I read today that Josh Dugan, a player recently fired by the Canberra Raiders and then inexplicably rehired by the St George Dragons, feels like he was hardly done by by the Canberra Raiders when they fired him.
In case you missed them, here are some of Josh Dugan’s comments published in the media:
He ‘‘didn’t really get too much of a chance to say anything,’’ as the Raiders were deciding whether to sack him.
He wasn’t treated fairly and ‘‘that’s on the NRL, and that’s on the Raiders’’.
He and Blake Ferguson’s choice to have a rooftop drinking session instead of going to recovery was ‘‘just two mates kicking back, having a drink and that’s all there is to it.’’
He did the right thing by choosing not to attend training because ‘‘both me and Blake were a bit drunk, we felt if we went to recovery it would’ve been worse than missing a half hour swim.’’
He was ‘‘thrown on the scrap heap and I wasn’t too happy about it.’’

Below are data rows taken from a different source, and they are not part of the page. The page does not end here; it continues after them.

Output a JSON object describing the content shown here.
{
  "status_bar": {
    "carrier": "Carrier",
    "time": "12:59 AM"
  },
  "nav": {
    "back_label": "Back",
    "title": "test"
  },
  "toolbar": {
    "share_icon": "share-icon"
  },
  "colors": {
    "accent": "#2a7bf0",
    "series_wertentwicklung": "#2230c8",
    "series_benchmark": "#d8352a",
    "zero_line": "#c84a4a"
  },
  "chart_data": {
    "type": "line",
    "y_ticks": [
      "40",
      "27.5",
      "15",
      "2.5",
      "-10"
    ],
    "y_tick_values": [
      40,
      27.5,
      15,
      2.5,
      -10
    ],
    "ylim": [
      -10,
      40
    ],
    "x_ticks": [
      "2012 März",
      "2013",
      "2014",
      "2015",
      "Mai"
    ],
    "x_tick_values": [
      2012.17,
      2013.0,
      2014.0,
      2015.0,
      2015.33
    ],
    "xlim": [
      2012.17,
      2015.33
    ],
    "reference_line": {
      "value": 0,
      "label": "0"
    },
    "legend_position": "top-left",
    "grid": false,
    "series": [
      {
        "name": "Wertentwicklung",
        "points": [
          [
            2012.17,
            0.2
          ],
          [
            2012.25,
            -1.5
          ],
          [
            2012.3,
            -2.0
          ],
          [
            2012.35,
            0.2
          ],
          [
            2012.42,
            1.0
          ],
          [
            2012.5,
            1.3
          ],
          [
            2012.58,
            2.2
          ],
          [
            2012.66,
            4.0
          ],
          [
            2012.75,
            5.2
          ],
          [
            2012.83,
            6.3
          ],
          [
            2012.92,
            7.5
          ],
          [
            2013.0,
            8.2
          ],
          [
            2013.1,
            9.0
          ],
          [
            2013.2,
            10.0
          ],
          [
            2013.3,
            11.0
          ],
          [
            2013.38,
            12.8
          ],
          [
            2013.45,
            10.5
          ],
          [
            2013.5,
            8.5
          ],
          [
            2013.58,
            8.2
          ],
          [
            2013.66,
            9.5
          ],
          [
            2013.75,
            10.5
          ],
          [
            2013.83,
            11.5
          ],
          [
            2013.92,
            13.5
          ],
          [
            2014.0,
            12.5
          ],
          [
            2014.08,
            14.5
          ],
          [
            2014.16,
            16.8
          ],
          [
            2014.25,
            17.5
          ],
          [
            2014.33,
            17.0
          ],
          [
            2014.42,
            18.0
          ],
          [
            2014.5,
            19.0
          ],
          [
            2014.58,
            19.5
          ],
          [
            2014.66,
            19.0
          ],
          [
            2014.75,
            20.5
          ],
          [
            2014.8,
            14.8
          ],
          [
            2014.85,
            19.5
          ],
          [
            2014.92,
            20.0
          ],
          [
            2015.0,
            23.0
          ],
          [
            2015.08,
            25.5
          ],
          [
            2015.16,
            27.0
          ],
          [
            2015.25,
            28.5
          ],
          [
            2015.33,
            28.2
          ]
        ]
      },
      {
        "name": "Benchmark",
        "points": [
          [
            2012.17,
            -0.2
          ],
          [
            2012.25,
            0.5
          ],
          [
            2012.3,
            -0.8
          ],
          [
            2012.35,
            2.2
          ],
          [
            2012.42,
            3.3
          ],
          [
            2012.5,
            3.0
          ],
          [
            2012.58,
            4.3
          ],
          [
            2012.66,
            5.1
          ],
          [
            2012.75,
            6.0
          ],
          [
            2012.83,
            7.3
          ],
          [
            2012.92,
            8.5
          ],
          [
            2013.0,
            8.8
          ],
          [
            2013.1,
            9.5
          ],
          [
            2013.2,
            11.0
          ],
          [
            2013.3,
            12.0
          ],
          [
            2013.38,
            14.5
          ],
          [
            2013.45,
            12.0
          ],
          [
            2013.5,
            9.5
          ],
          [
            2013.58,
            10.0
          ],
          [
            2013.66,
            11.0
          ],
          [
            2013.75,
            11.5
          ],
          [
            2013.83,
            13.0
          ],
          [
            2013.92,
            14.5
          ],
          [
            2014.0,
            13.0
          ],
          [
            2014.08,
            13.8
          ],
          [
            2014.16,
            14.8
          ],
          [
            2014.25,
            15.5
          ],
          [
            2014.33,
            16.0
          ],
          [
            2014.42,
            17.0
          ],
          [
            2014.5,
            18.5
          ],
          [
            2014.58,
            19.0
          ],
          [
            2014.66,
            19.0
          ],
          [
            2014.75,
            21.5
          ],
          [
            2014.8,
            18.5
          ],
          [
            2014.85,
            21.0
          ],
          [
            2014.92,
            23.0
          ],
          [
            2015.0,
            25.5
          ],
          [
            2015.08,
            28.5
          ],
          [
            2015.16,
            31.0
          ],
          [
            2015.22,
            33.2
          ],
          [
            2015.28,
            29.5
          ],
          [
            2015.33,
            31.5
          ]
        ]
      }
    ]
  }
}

So what do we glean from all of this? Obviously he does not think that he did anything wrong. Indeed he has the gall to defend his behaviour and therein lies my angst. I am a Canberra Raiders fan and have been since 1985: I continue to be astonished that he was allowed to remain in the game let alone rejoin a competing club some 4 weeks after he was sacked.
To add insult to injury whilst his removal is not “on” the NRL as Dugan suggests the fact that he remains in the game and obvious does not understand the gravity of his actions absolutely is “ON” the NRL. Given that the objective facts reported in the papers today do not go anywhere near supporting his delusions one wonders what steps will the NRL take to deal with said delusions?
Before I posit an answer, here are some of the objective facts:
Where Dugan suggest he was not allowed to speak in his defence he ignores that he was invited to a board meeting to plead his case but did not deign to attend the meeting.
Where Dugan suggests that the incident was nothing more than a couple of mates kicking back and having a drink, it has been widely reported that the drinking incident was the final straw in a long line of behavioural incidents. Indeed, as reported today, the Raiders sent a dossier of incidents to the NRL containing details of 18 infringements, five of which involved police.
In the face of those objective facts the NRL still deigned to allow him to remain in the game. That is entirely up to them obviously but given the delusions of the man that the NRL have inexplicably sought to protect in circumstances where they have not protected others (Carney and Monaghan from the same club in fact) and the damage that this fiasco continues to do to the game: should they now step in and actually take further action?
I think they absolutely should look at Dugan’s continued place in the game. His conduct before and at the time of his sacking from the Raiders was frankly bad enough BUT his absolute lack of contrition for his actions, delusion or otherwise, has to warrant action by the NRL. Any fair minded supporter of the game must be thinking the same thing: if nothing else because of the manifest injustice that has been done in not punishing Dugan as they did others in similar circumstances. AND lets not forget the damage this is doing to the game.
Of course we all know the NRL will do nothing: Dugan is a newly anointed State of Origin star and puts bums on seats and is, it would seem, a protected species. One wonders what it will actually take for the NRL to do something about Dugan’s conduct and how much more damage he will do to the game in the meantime.